(Evder) f. Amca. Babanın erkek kardeşleri. * Yeğen. Amca, hala, teyze çocukları.
EFEK
Sarfetmek, harcamak.
EFEKK
Zayıflıktan dolayı omuzu mafsaldan ayrılmış olan kimse.
EFEKTİF
Fr. Nakit para, elde bulunan para.
EFELL
Güdük kılıç.
EFENDİ
(Rumcadan) Sahib, mâlik, mevlâ. Ağa. Şer'î hâkim, kadı, molla. (Saygı ve nezâket mübalağası olarak kullanılır. Eskiden büyüklere ve şâyân-ı hürmet zâtlara Efendimiz denildiği gibi, her zaman için Hz. Peygamber Aleyhissalâtu Vesselâm'a da, mü'minler Efendimiz diyerek hürmet ve sevgilerini ifade ederler.)
EFERR
Çok koşan, pek çok kaçan.
EFFAF
Çok of! çeken. Sıkıntılı, muztarib ve kederli kimse. Elemli, gamlı, tasalı adam.
EFFAK
Ticaret için bütün dünyayı dolaşıp gezen tüccar adam.
EFFAK
(İfk. den) Çok iftira eden, çok yalan isnad eden kişi.
EFGAN
f. Acı ile bağırıp çağırmalar. Feryatlar ve istimdat.
EFGAR
(Figâr) f. Yaralı, kötürüm, sakat, cerih.
EFGEN
(Figen) f. Düşüren, yere atan, yıkan, yere atıcı, düşürücü, yıkıcı.
EFGENDE
f.
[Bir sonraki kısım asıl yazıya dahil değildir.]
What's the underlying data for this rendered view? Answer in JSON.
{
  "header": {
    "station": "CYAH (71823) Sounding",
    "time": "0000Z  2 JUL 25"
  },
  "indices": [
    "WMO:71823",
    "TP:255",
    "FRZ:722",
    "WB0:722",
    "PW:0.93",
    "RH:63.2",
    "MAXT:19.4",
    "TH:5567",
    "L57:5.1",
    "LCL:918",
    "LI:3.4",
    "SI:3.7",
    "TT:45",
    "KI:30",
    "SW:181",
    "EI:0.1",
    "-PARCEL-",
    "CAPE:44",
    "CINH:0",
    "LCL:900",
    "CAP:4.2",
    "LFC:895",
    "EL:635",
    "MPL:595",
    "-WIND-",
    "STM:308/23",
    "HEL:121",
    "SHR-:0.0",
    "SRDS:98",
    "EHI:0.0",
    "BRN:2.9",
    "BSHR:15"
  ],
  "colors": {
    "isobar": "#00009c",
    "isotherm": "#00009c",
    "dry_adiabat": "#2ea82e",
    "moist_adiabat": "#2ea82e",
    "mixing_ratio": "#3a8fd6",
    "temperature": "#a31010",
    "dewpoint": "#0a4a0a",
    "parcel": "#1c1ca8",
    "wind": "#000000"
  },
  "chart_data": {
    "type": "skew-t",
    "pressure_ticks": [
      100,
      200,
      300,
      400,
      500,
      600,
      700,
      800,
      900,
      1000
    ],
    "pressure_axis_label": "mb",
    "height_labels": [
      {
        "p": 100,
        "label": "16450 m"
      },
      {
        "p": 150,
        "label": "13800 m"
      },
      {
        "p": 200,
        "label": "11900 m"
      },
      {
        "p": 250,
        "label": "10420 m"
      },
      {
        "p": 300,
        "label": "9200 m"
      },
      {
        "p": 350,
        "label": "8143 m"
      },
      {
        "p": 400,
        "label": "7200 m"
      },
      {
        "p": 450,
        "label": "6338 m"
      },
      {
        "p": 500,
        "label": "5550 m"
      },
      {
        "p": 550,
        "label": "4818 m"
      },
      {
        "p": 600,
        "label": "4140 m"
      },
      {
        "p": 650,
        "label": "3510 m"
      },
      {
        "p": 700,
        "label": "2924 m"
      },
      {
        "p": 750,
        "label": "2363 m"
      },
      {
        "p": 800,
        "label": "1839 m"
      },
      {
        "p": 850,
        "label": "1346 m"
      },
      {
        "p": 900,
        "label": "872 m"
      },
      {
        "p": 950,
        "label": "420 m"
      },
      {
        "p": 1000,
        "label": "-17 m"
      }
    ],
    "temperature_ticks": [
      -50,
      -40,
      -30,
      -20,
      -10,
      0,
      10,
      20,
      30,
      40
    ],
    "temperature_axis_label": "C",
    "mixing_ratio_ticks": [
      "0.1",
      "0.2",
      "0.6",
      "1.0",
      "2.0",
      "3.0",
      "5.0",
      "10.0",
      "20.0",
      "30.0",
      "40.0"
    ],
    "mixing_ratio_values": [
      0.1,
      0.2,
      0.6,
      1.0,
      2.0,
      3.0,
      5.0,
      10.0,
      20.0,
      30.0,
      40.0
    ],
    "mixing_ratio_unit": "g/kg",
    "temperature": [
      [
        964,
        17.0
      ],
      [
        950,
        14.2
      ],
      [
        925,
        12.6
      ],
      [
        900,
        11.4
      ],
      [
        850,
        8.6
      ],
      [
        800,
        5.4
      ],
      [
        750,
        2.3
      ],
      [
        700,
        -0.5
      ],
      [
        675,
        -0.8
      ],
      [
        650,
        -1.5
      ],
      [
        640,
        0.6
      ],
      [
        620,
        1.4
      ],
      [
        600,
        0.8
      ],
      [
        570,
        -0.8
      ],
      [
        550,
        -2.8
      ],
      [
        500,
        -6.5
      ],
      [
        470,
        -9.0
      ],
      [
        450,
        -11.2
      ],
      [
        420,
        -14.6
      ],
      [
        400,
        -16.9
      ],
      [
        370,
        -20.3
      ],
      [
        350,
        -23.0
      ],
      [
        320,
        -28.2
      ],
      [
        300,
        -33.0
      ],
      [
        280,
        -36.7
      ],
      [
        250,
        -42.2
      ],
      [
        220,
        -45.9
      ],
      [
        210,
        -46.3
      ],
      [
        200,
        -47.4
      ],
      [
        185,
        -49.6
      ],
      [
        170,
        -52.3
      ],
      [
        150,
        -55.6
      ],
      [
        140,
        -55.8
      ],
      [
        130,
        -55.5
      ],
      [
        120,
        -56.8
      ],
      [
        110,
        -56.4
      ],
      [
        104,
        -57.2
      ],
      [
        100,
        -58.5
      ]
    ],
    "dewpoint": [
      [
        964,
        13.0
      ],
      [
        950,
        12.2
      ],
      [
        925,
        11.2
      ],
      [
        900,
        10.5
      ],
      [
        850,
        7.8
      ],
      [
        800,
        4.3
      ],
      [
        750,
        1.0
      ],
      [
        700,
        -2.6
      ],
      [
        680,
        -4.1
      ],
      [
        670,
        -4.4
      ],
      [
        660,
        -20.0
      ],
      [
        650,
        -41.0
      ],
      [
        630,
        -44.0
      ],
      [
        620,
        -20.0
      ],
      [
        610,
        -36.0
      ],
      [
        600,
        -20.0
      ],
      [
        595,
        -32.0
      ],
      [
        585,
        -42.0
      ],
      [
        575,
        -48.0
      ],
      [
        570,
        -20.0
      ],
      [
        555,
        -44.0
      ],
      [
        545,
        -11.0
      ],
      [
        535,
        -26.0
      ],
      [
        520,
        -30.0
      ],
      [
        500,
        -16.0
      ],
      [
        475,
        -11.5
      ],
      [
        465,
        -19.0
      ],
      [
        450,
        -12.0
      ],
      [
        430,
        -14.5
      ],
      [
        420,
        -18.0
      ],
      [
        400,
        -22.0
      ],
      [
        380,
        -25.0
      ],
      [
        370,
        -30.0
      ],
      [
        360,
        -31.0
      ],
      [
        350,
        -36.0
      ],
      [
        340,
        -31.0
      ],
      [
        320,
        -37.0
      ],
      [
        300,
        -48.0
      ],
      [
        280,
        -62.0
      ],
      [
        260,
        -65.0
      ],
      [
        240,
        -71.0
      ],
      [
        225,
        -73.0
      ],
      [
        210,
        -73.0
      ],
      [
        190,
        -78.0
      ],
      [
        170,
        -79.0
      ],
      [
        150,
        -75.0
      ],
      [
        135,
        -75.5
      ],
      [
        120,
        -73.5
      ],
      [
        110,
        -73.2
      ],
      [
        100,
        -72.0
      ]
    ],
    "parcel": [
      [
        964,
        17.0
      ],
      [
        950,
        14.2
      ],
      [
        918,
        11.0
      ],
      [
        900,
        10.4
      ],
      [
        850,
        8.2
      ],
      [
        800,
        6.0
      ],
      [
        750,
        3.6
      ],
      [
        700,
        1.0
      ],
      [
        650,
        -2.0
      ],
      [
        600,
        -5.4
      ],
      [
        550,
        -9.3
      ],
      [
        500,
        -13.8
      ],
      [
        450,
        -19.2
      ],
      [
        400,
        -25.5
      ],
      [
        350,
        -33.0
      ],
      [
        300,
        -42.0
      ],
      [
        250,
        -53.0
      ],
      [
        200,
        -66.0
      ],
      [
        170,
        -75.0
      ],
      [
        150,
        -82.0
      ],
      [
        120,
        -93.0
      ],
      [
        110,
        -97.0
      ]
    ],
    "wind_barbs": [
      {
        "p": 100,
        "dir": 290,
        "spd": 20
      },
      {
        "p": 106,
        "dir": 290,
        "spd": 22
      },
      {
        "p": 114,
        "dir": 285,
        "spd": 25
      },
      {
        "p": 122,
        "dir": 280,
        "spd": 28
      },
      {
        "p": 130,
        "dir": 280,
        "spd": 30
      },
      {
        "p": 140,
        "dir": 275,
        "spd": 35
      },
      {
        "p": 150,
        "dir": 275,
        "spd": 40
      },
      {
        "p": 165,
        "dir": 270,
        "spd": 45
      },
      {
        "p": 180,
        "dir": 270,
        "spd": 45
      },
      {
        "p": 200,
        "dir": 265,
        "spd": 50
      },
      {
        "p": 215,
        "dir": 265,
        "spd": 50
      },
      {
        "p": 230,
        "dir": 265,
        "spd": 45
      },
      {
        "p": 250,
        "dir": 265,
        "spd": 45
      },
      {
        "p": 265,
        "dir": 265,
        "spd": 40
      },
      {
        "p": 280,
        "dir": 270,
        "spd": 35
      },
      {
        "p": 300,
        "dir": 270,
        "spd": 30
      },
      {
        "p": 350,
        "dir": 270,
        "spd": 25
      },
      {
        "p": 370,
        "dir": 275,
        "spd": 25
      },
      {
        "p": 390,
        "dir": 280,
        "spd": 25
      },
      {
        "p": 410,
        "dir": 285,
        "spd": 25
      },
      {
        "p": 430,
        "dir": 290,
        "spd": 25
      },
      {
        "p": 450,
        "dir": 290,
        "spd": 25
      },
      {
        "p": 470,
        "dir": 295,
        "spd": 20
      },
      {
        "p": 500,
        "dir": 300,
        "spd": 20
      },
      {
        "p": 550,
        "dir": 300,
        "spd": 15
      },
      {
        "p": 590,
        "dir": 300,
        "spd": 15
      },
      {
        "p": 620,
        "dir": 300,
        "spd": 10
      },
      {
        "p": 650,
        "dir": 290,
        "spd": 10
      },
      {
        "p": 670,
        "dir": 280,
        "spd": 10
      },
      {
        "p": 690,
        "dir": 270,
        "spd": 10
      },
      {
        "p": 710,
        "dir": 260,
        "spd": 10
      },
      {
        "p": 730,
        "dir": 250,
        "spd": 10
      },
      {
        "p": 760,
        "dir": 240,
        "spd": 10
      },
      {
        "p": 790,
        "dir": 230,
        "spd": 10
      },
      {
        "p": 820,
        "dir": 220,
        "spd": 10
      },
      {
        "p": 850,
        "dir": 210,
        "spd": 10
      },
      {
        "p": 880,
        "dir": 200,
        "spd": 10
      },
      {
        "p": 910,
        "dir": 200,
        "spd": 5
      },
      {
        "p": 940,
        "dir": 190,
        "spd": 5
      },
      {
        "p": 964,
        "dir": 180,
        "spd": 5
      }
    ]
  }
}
Yere atılmış, düşürülmüş. Yıkılmış, yıkık. Bozulmuş, tahrib edilmiş. * Biçare, zavallı, düşkün.
EFHAM
Anlayışlar, zihinler, anlamalar.
EFHAM
(Fahim. den) Çok büyük, pek büyük.
EFHAS
(Fahs. C.) Her şeyin içleri, boşlukları.
EFHAZ
(Fahz. C.) Akrabalar, yakın hısımlar.
EFHEM
Anlayışlı, kolay anlayan.
EFİD
(Eftid) : f. Medhedici, öven, sena eden. * Hayret edilecek, şaşılacak, taaccüb edilecek şey.
EF'İDE
(Fuâd. C.) Kalbler. Gönüller.
EF'İDE-İ HÂLİSE
Temiz ve saf kalbler. Bozulmamış, tahrib edilmemiş kalbler, gönüller.
EFİH
Bir adamın beynine vurmak.
EFİK
Dibâgatı tamam olmamış deri.
EFİKA
Fenâ, hoş olmayan, çirkin ve kötü şey.
EFİKE
(C.: Efâik) Yalan, dolan, iftira.
EFİL(E)
(C. Afâl-Efâil) Genç küçük deve.
EFİN
Çürük ceviz. * Zayıf fikirli ahmak kimse.
EFJÛL
f. Kandırma. * Kışkırtma, tahrik etme. * Dağınık, perâkende.